Thursday, January 19, 2012

guilty pleasures.

cosmo magazine.
junk food.
vampire diaries.
facebook stalking.

these are the deep dark things
i just can't live without

keep dancing like an angel scout.

my michael wrote me these words. and he has never even seen me dance. he believes in me. and that alone gives me strength to believe in my self.

talk about embarrassing.

oh boy bloggers. i have gone weeks without changing my font size because i couldn't figure the darn thing out anymore. than i found the right button to push for it to give me what i wanted. it was right in front of my face. oh boy. talk about embarrassing.

Friday, January 6, 2012

epiphany.

most of my blog posts lately have been about my lovely missionary. and i think that may be because he is always on my mind. he has been gone for 5 months and a couple weeks. and no i do not have an exact count down (i am not a crazy person). we have been together for 1 year and 7 months. and let me tell you. though it is hard to have him gone. and have to be alone for awhile. i consider myself so blessed.

i got straight a's this semester. which i guarentee would not have happened if he were with me.

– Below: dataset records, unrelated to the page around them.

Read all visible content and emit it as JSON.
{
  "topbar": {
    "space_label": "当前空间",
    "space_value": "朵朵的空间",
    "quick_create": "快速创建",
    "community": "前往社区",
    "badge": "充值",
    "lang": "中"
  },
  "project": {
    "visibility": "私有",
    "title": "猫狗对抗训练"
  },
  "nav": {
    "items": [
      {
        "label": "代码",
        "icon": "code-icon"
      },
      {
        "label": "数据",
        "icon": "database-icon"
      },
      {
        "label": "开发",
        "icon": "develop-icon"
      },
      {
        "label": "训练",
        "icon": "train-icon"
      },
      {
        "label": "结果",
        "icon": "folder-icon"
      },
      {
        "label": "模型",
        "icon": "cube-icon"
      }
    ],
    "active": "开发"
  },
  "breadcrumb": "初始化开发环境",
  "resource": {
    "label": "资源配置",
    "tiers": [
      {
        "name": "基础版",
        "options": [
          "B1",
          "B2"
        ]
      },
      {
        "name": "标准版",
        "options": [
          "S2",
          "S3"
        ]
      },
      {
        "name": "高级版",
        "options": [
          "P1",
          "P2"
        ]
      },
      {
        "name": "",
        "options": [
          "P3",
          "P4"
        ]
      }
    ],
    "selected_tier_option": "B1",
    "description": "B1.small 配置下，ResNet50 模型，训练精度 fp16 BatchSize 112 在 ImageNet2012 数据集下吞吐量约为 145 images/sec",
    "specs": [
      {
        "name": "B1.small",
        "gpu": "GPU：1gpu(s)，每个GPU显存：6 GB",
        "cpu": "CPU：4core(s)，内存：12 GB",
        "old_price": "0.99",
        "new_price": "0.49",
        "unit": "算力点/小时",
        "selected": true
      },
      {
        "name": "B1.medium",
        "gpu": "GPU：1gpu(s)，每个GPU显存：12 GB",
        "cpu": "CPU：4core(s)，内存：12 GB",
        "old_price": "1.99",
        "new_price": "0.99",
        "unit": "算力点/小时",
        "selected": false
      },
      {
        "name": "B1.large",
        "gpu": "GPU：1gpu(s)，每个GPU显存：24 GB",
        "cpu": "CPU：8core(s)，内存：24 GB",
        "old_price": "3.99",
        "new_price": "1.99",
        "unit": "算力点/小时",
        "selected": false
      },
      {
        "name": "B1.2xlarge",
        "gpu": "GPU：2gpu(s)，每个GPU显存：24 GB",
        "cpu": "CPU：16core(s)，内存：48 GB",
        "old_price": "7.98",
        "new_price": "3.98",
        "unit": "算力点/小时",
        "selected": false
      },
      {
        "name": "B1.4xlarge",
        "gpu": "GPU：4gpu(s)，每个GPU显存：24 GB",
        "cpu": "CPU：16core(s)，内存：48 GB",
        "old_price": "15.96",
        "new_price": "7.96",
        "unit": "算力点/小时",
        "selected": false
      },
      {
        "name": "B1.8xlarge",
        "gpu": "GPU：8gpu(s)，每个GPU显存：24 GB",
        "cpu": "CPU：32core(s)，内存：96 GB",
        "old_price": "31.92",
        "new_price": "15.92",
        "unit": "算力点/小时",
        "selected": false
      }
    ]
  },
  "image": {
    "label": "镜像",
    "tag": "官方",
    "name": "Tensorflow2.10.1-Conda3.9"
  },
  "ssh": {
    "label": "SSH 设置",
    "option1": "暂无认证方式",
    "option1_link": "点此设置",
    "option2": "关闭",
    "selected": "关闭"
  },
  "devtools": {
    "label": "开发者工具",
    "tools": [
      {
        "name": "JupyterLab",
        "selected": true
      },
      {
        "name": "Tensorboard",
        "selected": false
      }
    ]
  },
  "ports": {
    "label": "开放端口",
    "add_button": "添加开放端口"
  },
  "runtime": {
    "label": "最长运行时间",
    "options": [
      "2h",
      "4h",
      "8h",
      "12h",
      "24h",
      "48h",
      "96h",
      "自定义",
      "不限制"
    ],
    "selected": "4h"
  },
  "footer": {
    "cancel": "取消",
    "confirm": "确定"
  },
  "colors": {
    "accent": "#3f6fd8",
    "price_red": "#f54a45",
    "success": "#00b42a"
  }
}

i have gotten to know his family on a level that is completely wonderful. his sister is one of my bestest best friends and i really feel like i am one of the bybee's. and i wouldn't have really gotten to know them on this level if he were here.

i wouldn't be as patient as i am becoming if he were here. it takes alot of work to have him be away from me, but i know that because he is out serving the lord and i am waiting, i will be a more patient and loving mother one day.

if he weren't gone i would probably be married to him by now. and though i love him with all of my heart, i am not ready to be married yet. i have a lot of growing up to do before i will be. and maybe i will be ready in two year maybe in 10. but having this time to be independent is really helping me out.

if he weren't gone i wouldn't get to recieve his letters (right now once a month). i have always been old fashioned and i love that though he is gone i can read his letters and feel his love not only for me, but for his lord and the people of his mission. he is really becoming the man i want to have forever.



i had this epiphany just now. it is hard to have him away, but i am being blessed because he is. i worry, i pray, and i can't get him off my mind. this is a love i wouldn't trade for anything in the world.

i know we can make it work.

gems.



mine and michael bowman's love bowl when we went to color me mine on our anniversary.



michael bowman and i at his family yard sale. we found a giant mirror.


these are some little gem's i found from my lovely's mobile upload folder. remembering makes me really happy.